Neuer Corona-Ausbruch: China riegelt Teile von Peking ab

Coronavirus

Nach einem neuen Corona-Ausbruch in Peking sind Teile der Stadt abgeriegelt worden. Betroffen sind mehrere Wohnviertel sowie Schulen und Kindergärten. Das könnte der mögliche Auslöser sein.

Peking

13.06.2020, 08:45 Uhr / Lesedauer: 2 min
Polizisten sichern einen Fleischmarkt, der von den Behörden geschlossen wurde. Ein Besucher des Marktes war am Donnerstag positiv auf das Coronavirus getestet worden.

Polizisten sichern einen Fleischmarkt, der von den Behörden geschlossen wurde. Ein Besucher des Marktes war am Donnerstag positiv auf das Coronavirus getestet worden. © picture alliance/dpa

Wegen mehrerer neuer Corona-Infektionen in Peking haben die Behörden Teile der Stadt abgeriegelt. Betroffen sind mehrere Wohngebiete, aber auch neun Schulen sowie Kindergärten seien geschlossen worden.

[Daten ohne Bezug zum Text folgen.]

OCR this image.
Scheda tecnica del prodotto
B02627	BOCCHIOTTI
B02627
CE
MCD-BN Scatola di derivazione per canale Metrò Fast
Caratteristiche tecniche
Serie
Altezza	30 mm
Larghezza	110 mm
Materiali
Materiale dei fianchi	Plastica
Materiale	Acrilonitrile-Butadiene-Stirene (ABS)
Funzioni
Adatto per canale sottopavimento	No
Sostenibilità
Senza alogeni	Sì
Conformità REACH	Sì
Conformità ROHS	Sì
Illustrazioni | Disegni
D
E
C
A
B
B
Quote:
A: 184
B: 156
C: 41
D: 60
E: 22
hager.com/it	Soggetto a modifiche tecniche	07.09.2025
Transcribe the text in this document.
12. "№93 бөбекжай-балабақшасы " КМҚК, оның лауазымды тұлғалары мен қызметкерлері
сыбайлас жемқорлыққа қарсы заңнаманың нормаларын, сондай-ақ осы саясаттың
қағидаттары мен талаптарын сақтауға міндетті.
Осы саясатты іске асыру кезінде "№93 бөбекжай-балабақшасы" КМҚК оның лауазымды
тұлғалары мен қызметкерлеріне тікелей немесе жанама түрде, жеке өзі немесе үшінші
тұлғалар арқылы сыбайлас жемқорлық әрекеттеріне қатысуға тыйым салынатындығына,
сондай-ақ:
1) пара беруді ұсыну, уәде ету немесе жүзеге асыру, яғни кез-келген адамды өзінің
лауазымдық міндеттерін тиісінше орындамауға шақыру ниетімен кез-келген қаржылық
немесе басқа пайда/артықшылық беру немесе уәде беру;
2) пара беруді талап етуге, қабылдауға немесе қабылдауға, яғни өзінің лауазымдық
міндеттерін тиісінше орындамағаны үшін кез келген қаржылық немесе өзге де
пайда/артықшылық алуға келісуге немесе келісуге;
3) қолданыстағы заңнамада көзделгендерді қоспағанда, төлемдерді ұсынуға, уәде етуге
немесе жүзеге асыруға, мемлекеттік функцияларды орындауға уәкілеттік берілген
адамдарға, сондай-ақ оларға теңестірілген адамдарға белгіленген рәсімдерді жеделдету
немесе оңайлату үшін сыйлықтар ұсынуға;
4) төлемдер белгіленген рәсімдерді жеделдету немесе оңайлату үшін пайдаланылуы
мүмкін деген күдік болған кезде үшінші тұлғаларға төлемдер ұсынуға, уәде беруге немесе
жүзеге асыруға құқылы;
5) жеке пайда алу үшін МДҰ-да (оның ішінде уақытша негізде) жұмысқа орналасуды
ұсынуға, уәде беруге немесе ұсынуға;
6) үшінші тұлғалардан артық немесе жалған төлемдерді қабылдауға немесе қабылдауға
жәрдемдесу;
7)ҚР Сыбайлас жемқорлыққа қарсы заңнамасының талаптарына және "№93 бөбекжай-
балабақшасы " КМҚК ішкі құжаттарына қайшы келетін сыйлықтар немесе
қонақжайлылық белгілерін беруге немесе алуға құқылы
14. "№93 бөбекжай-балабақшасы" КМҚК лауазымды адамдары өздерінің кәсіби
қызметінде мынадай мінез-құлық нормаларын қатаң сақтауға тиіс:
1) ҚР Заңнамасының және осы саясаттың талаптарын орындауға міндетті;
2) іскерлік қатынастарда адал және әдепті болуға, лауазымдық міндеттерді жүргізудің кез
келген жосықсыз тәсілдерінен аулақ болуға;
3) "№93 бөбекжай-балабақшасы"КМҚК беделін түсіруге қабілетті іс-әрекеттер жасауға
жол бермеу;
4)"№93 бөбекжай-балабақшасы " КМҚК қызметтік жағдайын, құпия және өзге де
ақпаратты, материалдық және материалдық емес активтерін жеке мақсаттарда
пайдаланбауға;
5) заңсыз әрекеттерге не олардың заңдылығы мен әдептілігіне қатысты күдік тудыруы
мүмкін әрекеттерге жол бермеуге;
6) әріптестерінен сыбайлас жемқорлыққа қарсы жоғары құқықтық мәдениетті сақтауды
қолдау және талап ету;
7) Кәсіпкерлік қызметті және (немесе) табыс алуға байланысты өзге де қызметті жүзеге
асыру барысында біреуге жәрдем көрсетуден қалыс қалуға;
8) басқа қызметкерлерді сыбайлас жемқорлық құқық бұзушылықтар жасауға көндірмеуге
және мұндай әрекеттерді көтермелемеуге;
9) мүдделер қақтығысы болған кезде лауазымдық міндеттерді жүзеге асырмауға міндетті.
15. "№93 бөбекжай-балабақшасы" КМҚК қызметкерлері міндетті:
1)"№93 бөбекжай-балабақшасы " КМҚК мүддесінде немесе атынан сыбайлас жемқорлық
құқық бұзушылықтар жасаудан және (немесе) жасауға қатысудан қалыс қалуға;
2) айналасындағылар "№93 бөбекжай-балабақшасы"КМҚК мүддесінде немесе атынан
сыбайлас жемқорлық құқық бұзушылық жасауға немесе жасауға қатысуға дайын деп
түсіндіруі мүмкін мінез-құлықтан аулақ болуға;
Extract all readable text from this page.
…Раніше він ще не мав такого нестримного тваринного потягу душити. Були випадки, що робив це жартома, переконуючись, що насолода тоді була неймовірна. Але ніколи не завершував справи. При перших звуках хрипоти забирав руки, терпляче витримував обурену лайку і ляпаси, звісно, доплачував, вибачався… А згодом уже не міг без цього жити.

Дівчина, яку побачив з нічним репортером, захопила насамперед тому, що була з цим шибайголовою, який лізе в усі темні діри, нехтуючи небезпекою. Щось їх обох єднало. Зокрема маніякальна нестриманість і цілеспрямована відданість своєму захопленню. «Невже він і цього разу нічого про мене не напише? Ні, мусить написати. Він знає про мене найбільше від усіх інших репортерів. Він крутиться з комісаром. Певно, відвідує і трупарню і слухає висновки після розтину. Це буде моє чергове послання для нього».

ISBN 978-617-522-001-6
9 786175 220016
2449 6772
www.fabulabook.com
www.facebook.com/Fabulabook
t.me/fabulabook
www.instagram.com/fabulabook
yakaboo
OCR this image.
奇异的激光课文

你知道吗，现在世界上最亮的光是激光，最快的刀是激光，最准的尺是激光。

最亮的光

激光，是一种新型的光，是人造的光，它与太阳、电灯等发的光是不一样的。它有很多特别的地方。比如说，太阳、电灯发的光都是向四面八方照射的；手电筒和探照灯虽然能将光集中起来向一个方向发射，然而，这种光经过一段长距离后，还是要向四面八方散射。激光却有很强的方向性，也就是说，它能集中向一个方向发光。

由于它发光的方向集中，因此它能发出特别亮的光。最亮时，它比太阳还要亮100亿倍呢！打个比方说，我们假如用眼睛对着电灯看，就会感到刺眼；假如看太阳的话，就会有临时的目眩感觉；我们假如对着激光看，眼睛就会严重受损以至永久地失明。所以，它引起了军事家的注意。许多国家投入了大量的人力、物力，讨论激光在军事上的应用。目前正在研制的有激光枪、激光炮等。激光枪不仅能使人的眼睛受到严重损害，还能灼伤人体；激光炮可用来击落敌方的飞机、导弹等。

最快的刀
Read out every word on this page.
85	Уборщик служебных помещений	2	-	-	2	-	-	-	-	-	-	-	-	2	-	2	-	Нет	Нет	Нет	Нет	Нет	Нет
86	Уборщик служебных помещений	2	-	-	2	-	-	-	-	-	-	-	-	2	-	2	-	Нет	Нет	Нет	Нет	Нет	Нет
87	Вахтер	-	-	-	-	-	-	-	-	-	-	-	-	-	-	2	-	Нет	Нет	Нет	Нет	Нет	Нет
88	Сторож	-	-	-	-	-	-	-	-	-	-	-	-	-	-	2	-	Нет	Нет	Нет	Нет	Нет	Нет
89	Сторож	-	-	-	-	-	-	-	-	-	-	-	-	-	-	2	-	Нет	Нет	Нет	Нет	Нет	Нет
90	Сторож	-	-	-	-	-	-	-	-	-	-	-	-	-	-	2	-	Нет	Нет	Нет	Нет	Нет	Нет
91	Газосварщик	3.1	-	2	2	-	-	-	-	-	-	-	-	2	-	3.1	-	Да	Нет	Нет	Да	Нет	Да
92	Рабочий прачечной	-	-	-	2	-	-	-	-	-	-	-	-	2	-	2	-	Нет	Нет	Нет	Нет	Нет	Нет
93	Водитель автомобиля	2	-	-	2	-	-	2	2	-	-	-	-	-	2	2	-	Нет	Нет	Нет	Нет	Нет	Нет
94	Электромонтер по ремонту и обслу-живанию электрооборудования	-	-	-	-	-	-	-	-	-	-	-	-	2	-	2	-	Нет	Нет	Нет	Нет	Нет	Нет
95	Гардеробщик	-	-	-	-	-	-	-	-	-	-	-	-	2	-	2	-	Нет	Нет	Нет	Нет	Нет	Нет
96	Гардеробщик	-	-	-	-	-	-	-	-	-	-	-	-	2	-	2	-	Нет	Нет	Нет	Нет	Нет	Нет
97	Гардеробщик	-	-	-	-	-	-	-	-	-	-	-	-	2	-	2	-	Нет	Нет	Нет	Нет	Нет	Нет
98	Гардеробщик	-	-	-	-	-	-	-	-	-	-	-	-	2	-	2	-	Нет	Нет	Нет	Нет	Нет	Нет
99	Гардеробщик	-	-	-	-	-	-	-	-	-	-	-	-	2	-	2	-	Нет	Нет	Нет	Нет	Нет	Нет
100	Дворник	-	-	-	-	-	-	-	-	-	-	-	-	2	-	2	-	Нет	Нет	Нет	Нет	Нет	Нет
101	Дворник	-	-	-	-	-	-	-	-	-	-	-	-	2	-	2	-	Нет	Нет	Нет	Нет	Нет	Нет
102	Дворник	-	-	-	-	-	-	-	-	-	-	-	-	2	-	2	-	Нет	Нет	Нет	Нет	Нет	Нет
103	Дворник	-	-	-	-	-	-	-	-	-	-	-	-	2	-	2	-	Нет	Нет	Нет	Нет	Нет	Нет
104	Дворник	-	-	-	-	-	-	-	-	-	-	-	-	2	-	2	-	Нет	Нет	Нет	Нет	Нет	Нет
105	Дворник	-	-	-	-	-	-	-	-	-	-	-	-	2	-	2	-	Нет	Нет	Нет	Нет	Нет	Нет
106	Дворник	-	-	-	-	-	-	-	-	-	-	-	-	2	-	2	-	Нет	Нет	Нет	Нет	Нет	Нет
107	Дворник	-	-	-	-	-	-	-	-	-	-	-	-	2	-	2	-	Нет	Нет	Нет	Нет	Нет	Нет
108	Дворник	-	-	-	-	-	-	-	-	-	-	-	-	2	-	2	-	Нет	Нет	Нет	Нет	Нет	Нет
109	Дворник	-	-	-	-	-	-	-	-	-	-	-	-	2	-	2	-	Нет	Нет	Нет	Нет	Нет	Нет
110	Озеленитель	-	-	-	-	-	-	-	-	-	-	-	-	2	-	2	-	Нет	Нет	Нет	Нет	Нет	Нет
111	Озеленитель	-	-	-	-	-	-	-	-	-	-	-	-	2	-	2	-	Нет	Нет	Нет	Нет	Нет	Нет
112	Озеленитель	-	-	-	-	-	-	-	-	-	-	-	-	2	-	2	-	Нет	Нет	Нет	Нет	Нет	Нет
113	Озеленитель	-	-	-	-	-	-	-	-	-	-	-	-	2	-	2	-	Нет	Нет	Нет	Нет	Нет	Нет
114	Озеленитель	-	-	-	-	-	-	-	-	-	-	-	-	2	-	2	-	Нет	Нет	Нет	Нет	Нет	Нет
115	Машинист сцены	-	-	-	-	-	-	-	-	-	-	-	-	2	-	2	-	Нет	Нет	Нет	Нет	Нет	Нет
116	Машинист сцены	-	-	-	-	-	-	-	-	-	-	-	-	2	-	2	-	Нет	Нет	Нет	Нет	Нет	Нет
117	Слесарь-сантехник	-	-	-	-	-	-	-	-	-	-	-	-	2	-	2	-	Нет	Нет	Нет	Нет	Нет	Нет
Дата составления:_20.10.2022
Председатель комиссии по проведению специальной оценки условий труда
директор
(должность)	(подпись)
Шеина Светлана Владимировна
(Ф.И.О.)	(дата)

Wie die staatliche Website „Beijing News“ berichtet, stehen die Neuinfektionen in Zusammenhang mit einem Fleischmarkt. Dessen Chef sagte, das Virus sei auf Schneidebrettern nachgewiesen worden, auf denen importierter Lachs verarbeitet wurde. Große Supermarktketten wie Wumart und Carrefour nahmen in der Nacht zu Samstag sämtliche Lachsprodukte aus ihrem Sortiment.

Der Xinfadi-Großmarkt soll „umfassend“ desinfiziert werden. Auch andere Märkte schlossen ihre Tore, um untersucht zu werden.

Reiseverbote verhängt

Inzwischen seien 45 der 517 untersuchten Personen positiv getestet worden. Der Markt wurde geschlossen. Für den Stadtbezirk Fengtai wurden Notstandsmaßnahmen verfügt worden. 10.000 Händler und Beschäftigte des Marktes sollen getestet werden. Vorher hatte die nationale Gesundheitskommission landesweit über sechs lokale Ansteckungen berichtet - alle in Peking. Die neuen Fälle sind die ersten in Peking seit mehr als eineinhalb Monaten.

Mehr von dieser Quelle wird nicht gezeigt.